Ipung mengatakan, tanah miliknya diaspal dan dijadikan jalan oleh Pemkot Denpasar karena ada pengajuan proposal dari pihak Desa Adat Serangan di era kepemimpinan Wali Kota Ida Bagus Rai Dharmawijaya Mantra. Proposal itu diajukan ke Musyawarah Perencanaan Pembangunan (Musrenbang) tahun 2016.
"Kenapa tanah saya diajukan ke Musrenbang, niatnya untuk mengeluarkan anggaran negara, yaitu uang rakyat boleh tidak? Bagaimana ceritanya tanah yang milik orang diajukan ke Musrenbang untuk mengeluarkan dana negara dan mengaspal tanah itu," kata Ipung di Denpasar, Kamis (2/6/2022).
Karena telah diajukan lewat Musrenbang, tentu nominal proyek pengaspalan itu tidak sedikit.
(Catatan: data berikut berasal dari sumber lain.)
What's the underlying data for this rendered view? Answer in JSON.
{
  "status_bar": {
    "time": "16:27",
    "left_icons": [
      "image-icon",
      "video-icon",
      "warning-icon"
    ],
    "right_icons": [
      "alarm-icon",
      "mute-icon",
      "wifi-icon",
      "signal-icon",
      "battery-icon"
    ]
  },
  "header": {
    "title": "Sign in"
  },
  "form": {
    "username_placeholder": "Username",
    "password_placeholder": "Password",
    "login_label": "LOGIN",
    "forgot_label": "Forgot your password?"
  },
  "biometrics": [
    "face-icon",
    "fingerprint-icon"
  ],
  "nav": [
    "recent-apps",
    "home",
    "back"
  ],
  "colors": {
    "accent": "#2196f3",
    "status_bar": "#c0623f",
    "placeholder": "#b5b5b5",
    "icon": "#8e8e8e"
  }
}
Bahkan Ipung menilai, uang yang keluar atas pengaspalan itu bisa puluhan sampai ratusan miliar.
"Tentu tidak sedikit. Tidak mungkin Rp1 juta, Rp100 juta, Rp500 juta, tidak mungkin. Di sana tanah 1 are (harganya) Rp1 miliar sampai Rp1,5 miliar. Pasti uang keluar puluhan miliar atau ratusan miliar," ungkap Ipung.
Ipung memprediksi jumlah puluhan hingga ratusan miliar lantaran tanah tersebut bukan milik Pemkot Denpasar atau PT Bali Turtle Island Development (BTID). Oleh karena itu, perlu ada kompensasi atas kepemilikan tanah.
"Kenapa, karena Bapak Rai Mantra pasti tahu itu tanah bukan milik pemkot, bukan juga milik PT BTID. Pasti di anggaran Musrenbang dikeluarkan juga anggaran kompensasi tanah milik orang," terang Ipung.
Karena itu, Ipung kini mempertanyakan siapa yang telah menerima uang atas kompensasi tanah yang ia miliki tersebut. Guna mengetahui itu, ia akhirnya melapor ke KPK dan Kejagung, sehingga dilakukan investigasi, termasuk guna mengetahui siapa yang mengajukan tanah miliknya untuk diaspal saat Musrenbang.
"Nah pernyataan saya kenapa saya ke KPK dan Jaksa Agung? Saya bertanya di sana, untuk diinvestigasi, siapa yang menerima kompensasi atas tanah saya. Itu satu," jelas Ipung.
"Dan siapa yang mengajukan tanah saya sampai masuk ke Musrenbang. Ada indikasi korupsi yang memakai tanah saya sebagai dasar atau sebagai alasan untuk korupsi dana negara atau uang rakyat," paparnya.
Untuk diketahui, Ipung mengaku memiliki tanah di kawasan Serangan seluas 1,12 hektare. Sebagian tanah tersebut, yakni kurang lebih 700 meter persegi telah menjadi jalan umum yang diaspal Pemkot Denpasar.
Sementara itu, Kepala Bagian Humas dan Protokol Sekretariat Daerah (Setda) Kota Denpasar, I Dewa Gede Rai mengatakan, pihaknya menghormati laporan yang dilakukanIpung.
"Ya kalau itu memang dilaporkan, ya kami menghormati masyarakat untuk melakukan laporan," kata Dewa Rai saat dihubungi detikBali melalui sambungan telepon.
Menurut Dewa Rai, permasalahan tanah antara Pemkot Denpasar dengan Ipung sudah berlangsung cukup lama. Sebelumnya, perkara tersebut ditangani dan dikaji oleh bagian hukum Pemkot Denpasar.
"Dulu sempat ditangani dan dikaji oleh bagian penasehat hukum Pemkot Denpasar," terang Dewa Rai.